Усохшая жилистая сосна выглядит занозисто и неопрятно. Почему-то бархат,
затейливые виньетки с кисточками всегда пускают на внешнюю сторону - так
сказать, на "свадебный" фасад. Очевидно, все тот же бисер, все та же пыль.
В глаза и в ноздри... Чем-то это напоминает мои старые чопорные пиджаки с
их барской брезгливостью к пятнам и перхоти. Как вальяжно они любили
покачивать плечами, никогда не забывая держать нижнюю пуговицу
расстегнутой, украшая лацкан скромным неярким значком, претендуя на вкус,
на некоторое изящество. Пожалуй, я единственный знал их постыдную тайну -
тайну о ветхом пожелтевшем подкладе, о паучьих, проевших материю дырах,
без разбора глотающих авторучки, деньги и носовые платки. Нелепый этот
секрет я хранил на протяжении долгих-долгих лет.
Новый звук!.. Прислушиваюсь. Не сразу начинаю понимать, что это
натужный кашель лопат. На мои доски с сухим треском сыпятся комья. Ей
богу, жаль бархат! Хочется причитающе вопросить: "Его-то за что?" Должно
быть, уже сейчас он обиженно блекнет под мерзлой глинистой грязью.

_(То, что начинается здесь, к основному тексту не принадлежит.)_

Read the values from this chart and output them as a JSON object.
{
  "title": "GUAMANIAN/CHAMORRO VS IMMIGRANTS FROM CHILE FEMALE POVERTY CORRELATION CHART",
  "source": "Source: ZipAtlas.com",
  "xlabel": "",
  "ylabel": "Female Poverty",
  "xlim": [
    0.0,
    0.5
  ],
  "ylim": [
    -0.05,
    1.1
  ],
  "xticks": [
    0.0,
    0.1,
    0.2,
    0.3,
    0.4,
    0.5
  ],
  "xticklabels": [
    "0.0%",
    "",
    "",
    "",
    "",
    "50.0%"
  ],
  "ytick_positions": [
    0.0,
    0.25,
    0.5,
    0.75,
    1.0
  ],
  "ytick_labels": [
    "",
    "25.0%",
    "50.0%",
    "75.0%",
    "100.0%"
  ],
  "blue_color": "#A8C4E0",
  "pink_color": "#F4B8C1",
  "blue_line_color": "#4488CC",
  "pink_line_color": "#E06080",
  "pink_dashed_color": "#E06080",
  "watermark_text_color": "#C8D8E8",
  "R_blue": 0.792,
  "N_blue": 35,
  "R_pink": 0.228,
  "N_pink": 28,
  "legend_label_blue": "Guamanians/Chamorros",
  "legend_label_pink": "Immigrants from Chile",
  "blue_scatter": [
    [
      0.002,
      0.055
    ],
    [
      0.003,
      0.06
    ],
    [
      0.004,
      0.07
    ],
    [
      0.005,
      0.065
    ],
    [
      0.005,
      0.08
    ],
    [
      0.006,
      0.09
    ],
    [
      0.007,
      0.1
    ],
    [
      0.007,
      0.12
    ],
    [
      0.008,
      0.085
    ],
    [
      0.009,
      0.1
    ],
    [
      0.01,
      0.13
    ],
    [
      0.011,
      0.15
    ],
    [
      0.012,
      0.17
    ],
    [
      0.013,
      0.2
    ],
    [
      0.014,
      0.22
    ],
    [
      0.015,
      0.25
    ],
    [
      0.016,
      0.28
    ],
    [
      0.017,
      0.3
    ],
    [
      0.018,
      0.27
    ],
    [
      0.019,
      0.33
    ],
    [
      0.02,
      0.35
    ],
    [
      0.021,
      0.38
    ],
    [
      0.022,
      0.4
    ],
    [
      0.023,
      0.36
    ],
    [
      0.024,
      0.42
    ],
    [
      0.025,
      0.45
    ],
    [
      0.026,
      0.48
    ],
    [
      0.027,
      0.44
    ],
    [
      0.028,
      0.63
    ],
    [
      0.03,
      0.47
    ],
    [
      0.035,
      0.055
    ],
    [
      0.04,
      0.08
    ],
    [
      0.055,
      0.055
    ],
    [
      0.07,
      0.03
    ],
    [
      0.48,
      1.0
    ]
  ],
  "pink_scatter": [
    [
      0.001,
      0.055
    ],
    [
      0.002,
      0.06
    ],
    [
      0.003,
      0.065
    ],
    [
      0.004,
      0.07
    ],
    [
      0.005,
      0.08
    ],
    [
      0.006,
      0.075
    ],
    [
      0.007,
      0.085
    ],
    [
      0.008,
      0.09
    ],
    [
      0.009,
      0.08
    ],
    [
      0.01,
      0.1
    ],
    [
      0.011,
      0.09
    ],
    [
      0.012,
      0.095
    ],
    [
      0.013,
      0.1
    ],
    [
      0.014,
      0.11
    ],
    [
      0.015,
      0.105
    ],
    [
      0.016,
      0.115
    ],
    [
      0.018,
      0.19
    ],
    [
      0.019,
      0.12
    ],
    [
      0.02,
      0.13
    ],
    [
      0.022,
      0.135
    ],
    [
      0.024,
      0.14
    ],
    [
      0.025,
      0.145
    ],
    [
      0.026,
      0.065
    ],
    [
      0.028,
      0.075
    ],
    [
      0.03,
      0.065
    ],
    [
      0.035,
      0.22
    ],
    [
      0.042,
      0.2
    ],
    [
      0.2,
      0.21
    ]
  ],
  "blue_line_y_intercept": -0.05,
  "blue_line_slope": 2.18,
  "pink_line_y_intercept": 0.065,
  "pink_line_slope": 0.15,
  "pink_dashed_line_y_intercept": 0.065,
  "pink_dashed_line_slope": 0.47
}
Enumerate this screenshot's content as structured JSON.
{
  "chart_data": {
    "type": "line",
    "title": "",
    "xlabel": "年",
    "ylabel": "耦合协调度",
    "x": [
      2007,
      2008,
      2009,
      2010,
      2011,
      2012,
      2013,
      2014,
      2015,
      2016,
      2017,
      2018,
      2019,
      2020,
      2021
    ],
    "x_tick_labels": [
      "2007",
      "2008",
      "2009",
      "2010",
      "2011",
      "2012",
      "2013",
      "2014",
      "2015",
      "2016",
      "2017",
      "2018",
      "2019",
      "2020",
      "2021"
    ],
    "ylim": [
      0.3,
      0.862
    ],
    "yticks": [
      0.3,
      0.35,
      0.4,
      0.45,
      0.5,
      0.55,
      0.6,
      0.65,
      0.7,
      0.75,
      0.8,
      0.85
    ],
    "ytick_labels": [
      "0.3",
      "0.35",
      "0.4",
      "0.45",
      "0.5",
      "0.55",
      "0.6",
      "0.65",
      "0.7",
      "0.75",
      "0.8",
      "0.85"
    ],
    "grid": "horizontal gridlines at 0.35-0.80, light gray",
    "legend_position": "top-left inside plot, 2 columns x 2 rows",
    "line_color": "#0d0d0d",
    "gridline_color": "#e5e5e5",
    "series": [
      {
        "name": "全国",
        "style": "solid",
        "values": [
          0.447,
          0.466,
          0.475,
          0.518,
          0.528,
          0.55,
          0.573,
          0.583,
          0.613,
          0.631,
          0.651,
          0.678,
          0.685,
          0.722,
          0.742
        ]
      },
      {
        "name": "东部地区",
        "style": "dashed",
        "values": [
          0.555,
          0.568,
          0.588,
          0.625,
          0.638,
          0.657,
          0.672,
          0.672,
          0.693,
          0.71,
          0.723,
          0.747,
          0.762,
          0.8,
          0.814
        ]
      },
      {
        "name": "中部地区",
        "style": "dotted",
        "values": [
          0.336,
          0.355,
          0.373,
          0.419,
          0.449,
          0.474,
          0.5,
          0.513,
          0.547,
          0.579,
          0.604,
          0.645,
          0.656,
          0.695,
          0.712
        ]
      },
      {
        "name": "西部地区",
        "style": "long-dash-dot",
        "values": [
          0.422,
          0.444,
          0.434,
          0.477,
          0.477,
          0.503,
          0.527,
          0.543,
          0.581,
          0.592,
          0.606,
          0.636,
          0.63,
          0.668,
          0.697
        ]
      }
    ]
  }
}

Всего-то и удалось ему покрасоваться - жалких несколько часов под
завывание труб и рокот барабана - и вот уже приговорен - в пике блеска и
сиянии шелковистой свежести. Нелепо! Как все это нелепо! И даже земле,
сонно шлепающейся на крышку гроба, в сущности все равно. Ей, повидавшей за
тысячелетия всякое, не привыкать к своему нескончаемому перемещению. Всю
жизнь в ней скреблись и копались, с безжалостным небрежением полосуя
траншеями и окопами, взрезая речные протоки, шприцовыми жалами впиваясь в
нефтяные артерии. Может, потому и плевать ей на чувства заживо
погребаемого бархата, как плевать на того, кто отгородился сосновым
панцирем от ее черных неласковых объятий.
До чего же противный звук! Шершавый перекат крошева над самым лицом.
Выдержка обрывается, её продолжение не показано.